Suriye merkezli dış politikadaki neo-Osmanlıcı sörf, Arap Baharı rüzgarının ve ardından vekalet savaşlarının yarattığı jeopolitik dalgaların üzerinde gerçekleşiyordu. ABD ve İsrail ile gerilimler, Rusya ile nükleer santral, S-400 anlaşmaları vb. ile dengelenmeye çalışılıyordu. AB ilişkisi bir tür ‘göç bekçiliğine’ sabitlenmişti. Ve nihayetinde bereketli dış koşullar, içeride iki kanlı siyasal olayla birleşip yeni bir rejimin inşa süreci başlatılıyordu.

İlki; oy kaybettiren Kürt müzakeresinin, MHP’nin de iktidar blokuna katılmasıyla, mücadeleye dönüşmesiydi. İkincisi; vesayet savaşı yıllarının kullanışlı aparatı Gülen kliğinin darbe kalkışmasıyla tasfiyesinin, yargı ve bürokrasiyi ‘ele geçirme-diz çöktürme’ sürecine bağlanıp, olağanüstü hal koşullarında başkanlık sistemine geçişin fırsatı yapılmasıydı.
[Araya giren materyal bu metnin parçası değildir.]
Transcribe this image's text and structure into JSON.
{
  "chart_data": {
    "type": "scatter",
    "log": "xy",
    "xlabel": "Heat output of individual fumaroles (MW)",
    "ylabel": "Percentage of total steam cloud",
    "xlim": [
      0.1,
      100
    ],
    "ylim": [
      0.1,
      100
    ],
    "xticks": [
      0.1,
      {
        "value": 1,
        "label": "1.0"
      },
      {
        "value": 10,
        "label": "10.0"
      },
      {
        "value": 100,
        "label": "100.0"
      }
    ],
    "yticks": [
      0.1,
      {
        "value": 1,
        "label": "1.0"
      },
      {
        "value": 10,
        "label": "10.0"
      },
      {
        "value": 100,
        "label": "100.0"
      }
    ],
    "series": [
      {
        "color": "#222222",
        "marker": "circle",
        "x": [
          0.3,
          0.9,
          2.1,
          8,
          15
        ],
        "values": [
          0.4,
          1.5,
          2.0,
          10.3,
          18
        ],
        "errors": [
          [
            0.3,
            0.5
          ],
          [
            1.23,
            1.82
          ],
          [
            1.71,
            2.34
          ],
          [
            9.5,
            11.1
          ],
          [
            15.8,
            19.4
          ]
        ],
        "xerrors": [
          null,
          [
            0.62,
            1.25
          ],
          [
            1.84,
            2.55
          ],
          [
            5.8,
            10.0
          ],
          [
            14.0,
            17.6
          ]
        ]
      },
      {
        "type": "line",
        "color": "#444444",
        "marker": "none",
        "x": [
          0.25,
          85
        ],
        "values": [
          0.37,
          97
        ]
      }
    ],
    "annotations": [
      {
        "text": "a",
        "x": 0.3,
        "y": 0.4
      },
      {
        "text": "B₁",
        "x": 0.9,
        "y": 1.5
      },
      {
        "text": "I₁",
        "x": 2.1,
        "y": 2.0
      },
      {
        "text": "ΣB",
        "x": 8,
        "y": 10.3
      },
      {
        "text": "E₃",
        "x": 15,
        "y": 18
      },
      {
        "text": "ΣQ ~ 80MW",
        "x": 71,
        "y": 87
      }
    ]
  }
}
‘15 Temmuz rejimi’ dedikleri tastamam buydu. Şenliklerle, mutlulukla, güvenle inşa edilmedi. Sıkıntılarla, yoksullukla, adaletsizlikle, cezaevleriyle, işi, ekmeği elinden alınan, on binlerce insanın hikayesiyle harcı karıldı.
İşte bu rejimin zembereği dış koşullardı ve onun kurulmasıyla beraber iç koşullar da tıpkı bir saatin çarkları gibi uyumlu hale getirilip, işletiliyordu. Zemberek boşalıyor artık. Ne ekonomik imkanları, ne Kürtlerle müzakereyi, ne de Suriye merkezli dış politikayı arzu ettiği gibi belirleme/kullanma şansına sahip. Olacakları o da kestiremiyor. Bundan dolayı gelecekteki bir seçimin koşullarını bugün yaratmaya girişiyor. Zembereği zorbalıkla kendisi kurmaya çalışıyor.

Lakin, İBB’ye yönelik ‘yıldırım harekatı’nın daha ilk cephesinde, rakibinin kuklasını yakmayı planladığı Saraçhane’de, karşısına 18’lik gençler dikildi. Gelecekteki bir seçimin kavgasını vermek isterken aniden hiç istemediği bir ‘gelecek savaşının’ ortasında buldu kendini. Cephenin bir tarafında “inan hiç farketmez” pankartı açanlar, diğer tarafında onlarca şehit verilerek kurulduğu için övünülen 15 Temmuz rejimini savunmak için gece yarısı kahveciye koşanlar…
Eski zemberek boşalıyor, yeni zemberek kuruluyor. Kavga bugüne dair değil, gelecek için veriliyor.